Its not just humans that can be lazy, wolves can be lazy too. A new viral video is proof that wolves can be some of the laziest animals, they howled while laying down on the ground.

The Lazy Wolves and Their Howls

Who knew that two wolves howling would go viral? The nearly three minute long video has over 3.5 million views. The video begins with the wolves in napping positions when they begin to howl.

Watch the epic moment, below.

Meet the Wolves

“Why get up when you can howl lying down?” the video caption reads. Alawa (nicknamed front and lazy) and Zephyr live at the Wolf Conservation Center (WCC).
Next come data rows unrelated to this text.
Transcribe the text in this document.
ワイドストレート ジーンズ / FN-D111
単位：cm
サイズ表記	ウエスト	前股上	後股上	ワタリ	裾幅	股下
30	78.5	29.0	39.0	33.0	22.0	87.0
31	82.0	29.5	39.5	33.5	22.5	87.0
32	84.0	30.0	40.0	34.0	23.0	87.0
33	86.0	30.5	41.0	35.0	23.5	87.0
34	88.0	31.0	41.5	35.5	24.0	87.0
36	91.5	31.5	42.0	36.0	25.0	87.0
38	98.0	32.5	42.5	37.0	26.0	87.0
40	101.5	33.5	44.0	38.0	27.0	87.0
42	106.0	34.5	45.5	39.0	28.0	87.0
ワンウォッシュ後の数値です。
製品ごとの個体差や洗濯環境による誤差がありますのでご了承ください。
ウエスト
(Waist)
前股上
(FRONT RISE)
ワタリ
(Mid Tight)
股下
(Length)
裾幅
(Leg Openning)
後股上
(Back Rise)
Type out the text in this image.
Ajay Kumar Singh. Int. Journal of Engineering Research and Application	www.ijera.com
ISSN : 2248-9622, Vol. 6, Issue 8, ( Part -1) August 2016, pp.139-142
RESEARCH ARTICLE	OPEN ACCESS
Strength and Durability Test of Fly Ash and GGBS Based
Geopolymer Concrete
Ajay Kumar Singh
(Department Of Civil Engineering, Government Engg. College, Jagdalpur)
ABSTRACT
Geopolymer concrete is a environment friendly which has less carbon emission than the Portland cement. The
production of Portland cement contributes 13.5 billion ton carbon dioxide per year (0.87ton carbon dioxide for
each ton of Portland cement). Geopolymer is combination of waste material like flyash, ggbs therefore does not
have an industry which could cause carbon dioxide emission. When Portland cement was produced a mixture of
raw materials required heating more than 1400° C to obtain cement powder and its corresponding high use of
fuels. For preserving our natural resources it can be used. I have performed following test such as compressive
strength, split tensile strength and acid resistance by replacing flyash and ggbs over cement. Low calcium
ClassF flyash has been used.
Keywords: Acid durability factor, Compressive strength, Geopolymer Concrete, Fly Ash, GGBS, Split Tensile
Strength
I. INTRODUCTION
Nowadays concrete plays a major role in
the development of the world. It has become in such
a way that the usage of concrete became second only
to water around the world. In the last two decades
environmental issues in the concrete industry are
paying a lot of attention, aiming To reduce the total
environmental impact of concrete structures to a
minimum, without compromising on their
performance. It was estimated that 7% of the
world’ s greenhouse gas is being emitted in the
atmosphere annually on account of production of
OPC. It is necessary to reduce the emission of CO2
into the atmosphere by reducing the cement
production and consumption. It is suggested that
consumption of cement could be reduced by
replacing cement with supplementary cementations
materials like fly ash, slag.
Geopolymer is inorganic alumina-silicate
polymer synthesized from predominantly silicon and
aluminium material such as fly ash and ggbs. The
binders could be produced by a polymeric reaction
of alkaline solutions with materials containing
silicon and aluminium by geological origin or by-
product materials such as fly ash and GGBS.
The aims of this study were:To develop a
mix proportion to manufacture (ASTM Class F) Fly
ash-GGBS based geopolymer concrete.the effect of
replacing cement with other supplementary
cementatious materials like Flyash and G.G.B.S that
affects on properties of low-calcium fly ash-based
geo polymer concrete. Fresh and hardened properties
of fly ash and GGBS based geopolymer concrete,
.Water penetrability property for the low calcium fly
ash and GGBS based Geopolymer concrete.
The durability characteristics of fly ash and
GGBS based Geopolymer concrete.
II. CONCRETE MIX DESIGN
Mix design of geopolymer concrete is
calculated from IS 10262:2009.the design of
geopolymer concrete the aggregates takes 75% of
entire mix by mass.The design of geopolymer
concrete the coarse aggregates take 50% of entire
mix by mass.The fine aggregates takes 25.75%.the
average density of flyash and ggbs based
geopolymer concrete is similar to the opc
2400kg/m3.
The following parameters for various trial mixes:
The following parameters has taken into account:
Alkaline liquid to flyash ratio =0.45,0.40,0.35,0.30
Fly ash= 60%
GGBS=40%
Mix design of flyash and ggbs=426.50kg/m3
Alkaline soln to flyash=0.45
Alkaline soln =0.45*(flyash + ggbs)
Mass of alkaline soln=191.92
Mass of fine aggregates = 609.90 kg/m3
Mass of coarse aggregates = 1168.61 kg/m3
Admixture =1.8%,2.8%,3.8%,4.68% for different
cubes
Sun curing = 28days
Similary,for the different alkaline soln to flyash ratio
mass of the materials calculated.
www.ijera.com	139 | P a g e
The 5013c non-profit homes the two captive-bred gray wolves in South Salem, New York.

Zephyr and Alawa are two of the three “ambassador wolves” that the WCC uses to educate the public about their species. Alawa, Zephyr, and their other fellow gray wolf, Nikai all have live wolf webcams you can access anytime. The WCC is also home to the endangered Mexican gray wolves and red wolves.

The WCC is home to over thirty wolves, most of which are off-exhibit in hopes to return them back to nature. They participate in the Species Survival Plan and Recovery Plan for their three breeds of wolves. Additionally, they have a 26-acre facility that has 40,000 visitors annually.

“Both species at one time were completely extinct in the wild. Under the aegis of the Endangered Species Act, reintroduction efforts in the past decade have established small, wild populations of about 100 red wolves and 75 Mexican grays,” their website reads.

All About Gray Wolves

The Gray Wolf is currently classified as endangered. They can be found the United States in Michigan, Alaska, Wisconsin, Montana, Oregon, Idaho, and Wyoming. These wolves can survive in a variety of different types of climates and habitats.

Gray Wolves are the largest living wild canine species and are the ancestors of domesticated dogs. They are carnivores and hunt both large and smaller animals in groups. An adult gray wolf can eat up to 20 pounds in one single meal.